Businessman pleads not guilty in Weslaco water treatment plant bribery case

A businessman charged in the Weslaco water treatment plant case pleaded not guilty Monday.

Ricardo “Rick” Quintanilla, 51, of Weslaco pleaded not guilty to bribery, money laundering and wire fraud charges. U.S. Magistrate Judge Peter E. Ormsby set bond at $50,000 with no collateral required.

weslacologo“In light of the circumstances, I feel that’s adequate and appropriate,” Ormsby said.

While the indictment against Quintanilla is troubling, he maintains strong ties to the community and isn’t considered a flight risk, Ormsby said. Prosecutors didn’t object to bond.

“Mr. Quintanilla is presumed innocent as to all charges,” Ormsby said.

Prosecutors believe Quintanilla bribed a member of the Weslaco City Commission.

Assistant U.S. Attorney Roberto “Bobby” Lopez provided details about the scheme on March 22, when Leonel J. Lopez Jr. — who served as Rio Grande City municipal judge and worked for state Rep. Ryan Guillen — pleaded guilty to bribery.

“To provide bribe payments to Commissioner B, the defendant enlisted Individual B, who agreed to secure Commissioner B’s participation and act as a conduit for bribe payments to Commissioner B,” Assistant U.S. Attorney Lopez said. “The defendant paid Individual B approximately $92,950 by checks and Individual B would cash the checks and split the cash with Commissioner B. The purpose of making the payments in this way was to further conceal and promote the ongoing bribery scheme.”

Individual B is Quintanilla, a businessman who served on the Weslaco Economic Development Corp. board and unsuccessfully campaigned for City Commission in November 2014.

Assistant U.S. Attorney Lopez described Commissioner B as “a current Weslaco City Commissioner who has served since 2009.”

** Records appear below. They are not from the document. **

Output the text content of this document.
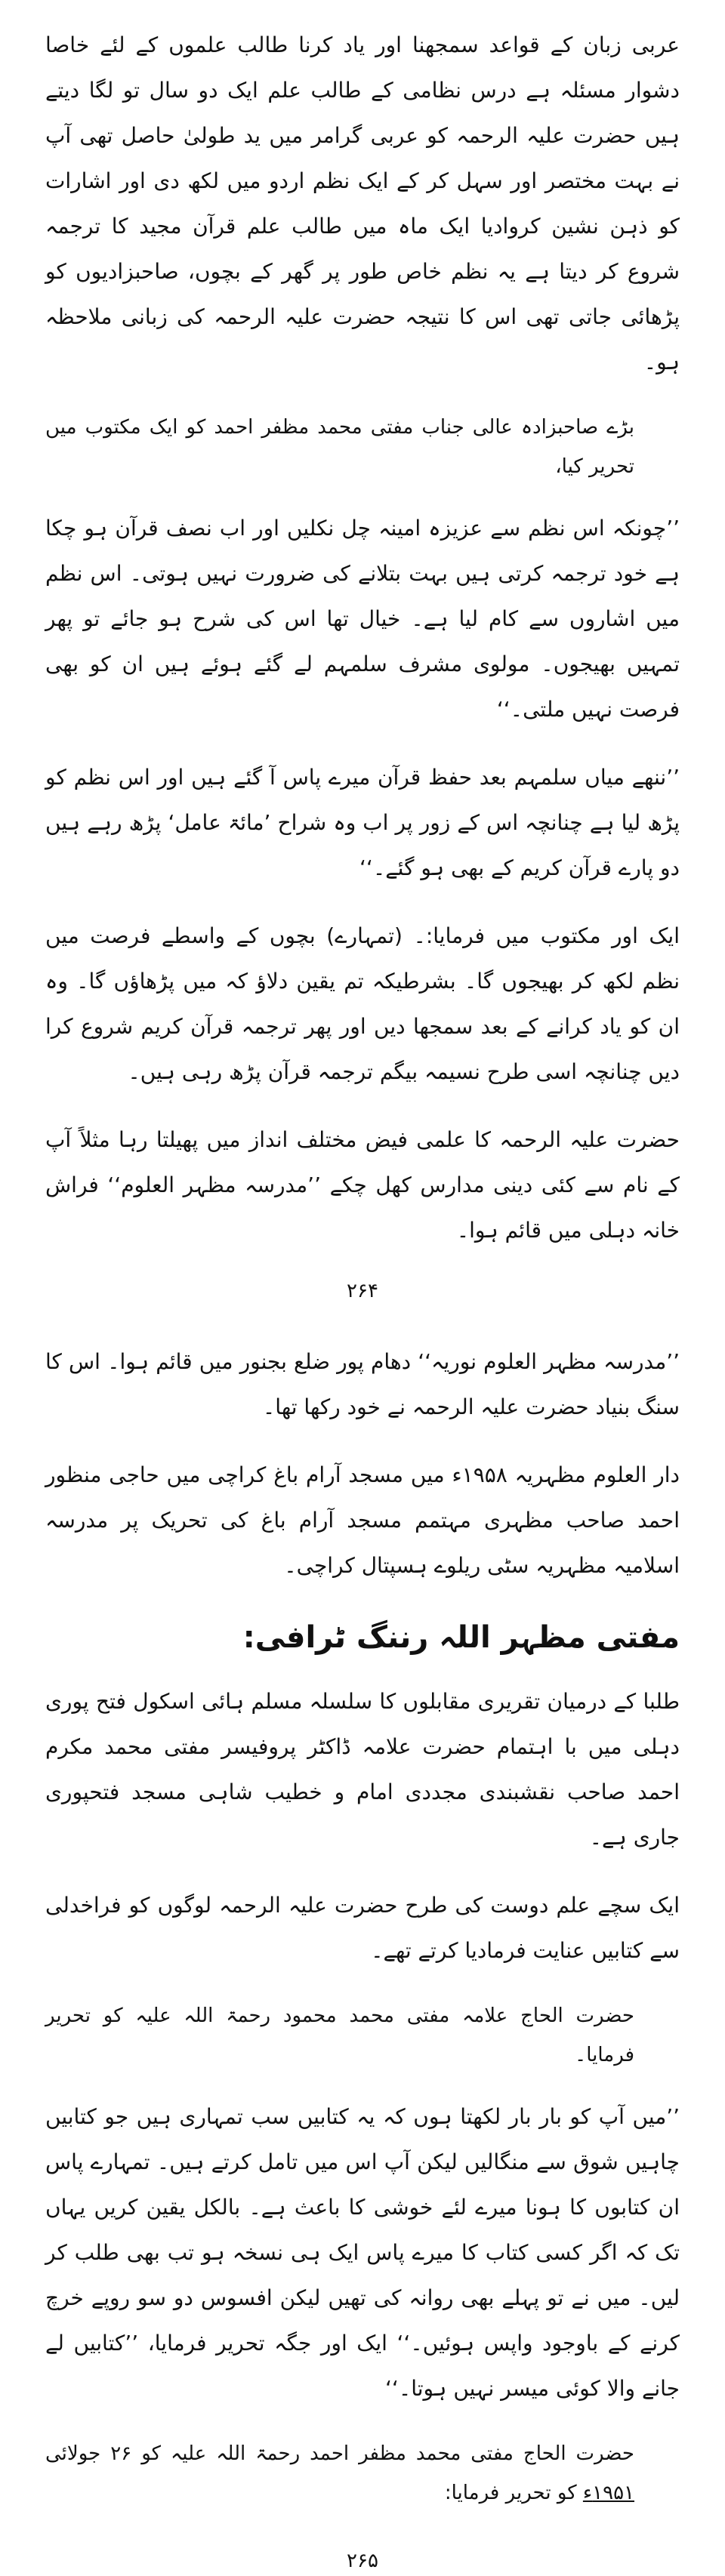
عربی زبان کے قواعد سمجھنا اور یاد کرنا طالب علموں کے لئے خاصا دشوار مسئلہ ہے درس نظامی کے طالب علم ایک دو سال تو لگا دیتے ہیں حضرت علیہ الرحمہ کو عربی گرامر میں ید طولیٰ حاصل تھی آپ نے بہت مختصر اور سہل کر کے ایک نظم اردو میں لکھ دی اور اشارات کو ذہن نشین کروادیا ایک ماہ میں طالب علم قرآن مجید کا ترجمہ شروع کر دیتا ہے یہ نظم خاص طور پر گھر کے بچوں، صاحبزادیوں کو پڑھائی جاتی تھی اس کا نتیجہ حضرت علیہ الرحمہ کی زبانی ملاحظہ ہو۔

بڑے صاحبزادہ عالی جناب مفتی محمد مظفر احمد کو ایک مکتوب میں تحریر کیا،

’’چونکہ اس نظم سے عزیزہ امینہ چل نکلیں اور اب نصف قرآن ہو چکا ہے خود ترجمہ کرتی ہیں بہت بتلانے کی ضرورت نہیں ہوتی۔ اس نظم میں اشاروں سے کام لیا ہے۔ خیال تھا اس کی شرح ہو جائے تو پھر تمہیں بھیجوں۔ مولوی مشرف سلمہم لے گئے ہوئے ہیں ان کو بھی فرصت نہیں ملتی۔‘‘

’’ننھے میاں سلمہم بعد حفظ قرآن میرے پاس آ گئے ہیں اور اس نظم کو پڑھ لیا ہے چنانچہ اس کے زور پر اب وہ شراح ’مائۃ عامل‘ پڑھ رہے ہیں دو پارے قرآن کریم کے بھی ہو گئے۔‘‘

ایک اور مکتوب میں فرمایا:۔ (تمہارے) بچوں کے واسطے فرصت میں نظم لکھ کر بھیجوں گا۔ بشرطیکہ تم یقین دلاؤ کہ میں پڑھاؤں گا۔ وہ ان کو یاد کرانے کے بعد سمجھا دیں اور پھر ترجمہ قرآن کریم شروع کرا دیں چنانچہ اسی طرح نسیمہ بیگم ترجمہ قرآن پڑھ رہی ہیں۔

حضرت علیہ الرحمہ کا علمی فیض مختلف انداز میں پھیلتا رہا مثلاً آپ کے نام سے کئی دینی مدارس کھل چکے ’’مدرسہ مظہر العلوم‘‘ فراش خانہ دہلی میں قائم ہوا۔

۲۶۴

’’مدرسہ مظہر العلوم نوریہ‘‘ دھام پور ضلع بجنور میں قائم ہوا۔ اس کا سنگ بنیاد حضرت علیہ الرحمہ نے خود رکھا تھا۔

دار العلوم مظہریہ ۱۹۵۸ء میں مسجد آرام باغ کراچی میں حاجی منظور احمد صاحب مظہری مہتمم مسجد آرام باغ کی تحریک پر مدرسہ اسلامیہ مظہریہ سٹی ریلوے ہسپتال کراچی۔

مفتی مظہر اللہ رننگ ٹرافی:

طلبا کے درمیان تقریری مقابلوں کا سلسلہ مسلم ہائی اسکول فتح پوری دہلی میں با اہتمام حضرت علامہ ڈاکٹر پروفیسر مفتی محمد مکرم احمد صاحب نقشبندی مجددی امام و خطیب شاہی مسجد فتحپوری جاری ہے۔

ایک سچے علم دوست کی طرح حضرت علیہ الرحمہ لوگوں کو فراخدلی سے کتابیں عنایت فرمادیا کرتے تھے۔

حضرت الحاج علامہ مفتی محمد محمود رحمۃ اللہ علیہ کو تحریر فرمایا۔

’’میں آپ کو بار بار لکھتا ہوں کہ یہ کتابیں سب تمہاری ہیں جو کتابیں چاہیں شوق سے منگالیں لیکن آپ اس میں تامل کرتے ہیں۔ تمہارے پاس ان کتابوں کا ہونا میرے لئے خوشی کا باعث ہے۔ بالکل یقین کریں یہاں تک کہ اگر کسی کتاب کا میرے پاس ایک ہی نسخہ ہو تب بھی طلب کر لیں۔ میں نے تو پہلے بھی روانہ کی تھیں لیکن افسوس دو سو روپے خرچ کرنے کے باوجود واپس ہوئیں۔‘‘ ایک اور جگہ تحریر فرمایا، ’’کتابیں لے جانے والا کوئی میسر نہیں ہوتا۔‘‘

حضرت الحاج مفتی محمد مظفر احمد رحمۃ اللہ علیہ کو ۲۶ جولائی ۱۹۵۱ء کو تحریر فرمایا:

۲۶۵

City Commissioner Gerardo “Jerry” Tafolla, who works for Hidalgo County Precinct 1, is the only person who matches that description. He didn’t respond to requests for comment.

The 18-count indictment charged Quintanilla with conspiracy to commit honest services wire fraud, six counts of honest services wire fraud, federal program bribery, conspiracy to launder monetary instruments, eight counts of money laundering and violating the federal Travel Act.

The most serious charges carry a maximum penalty of 20 years in prison.

Quintanilla is scheduled for a final pretrial hearing on May 2.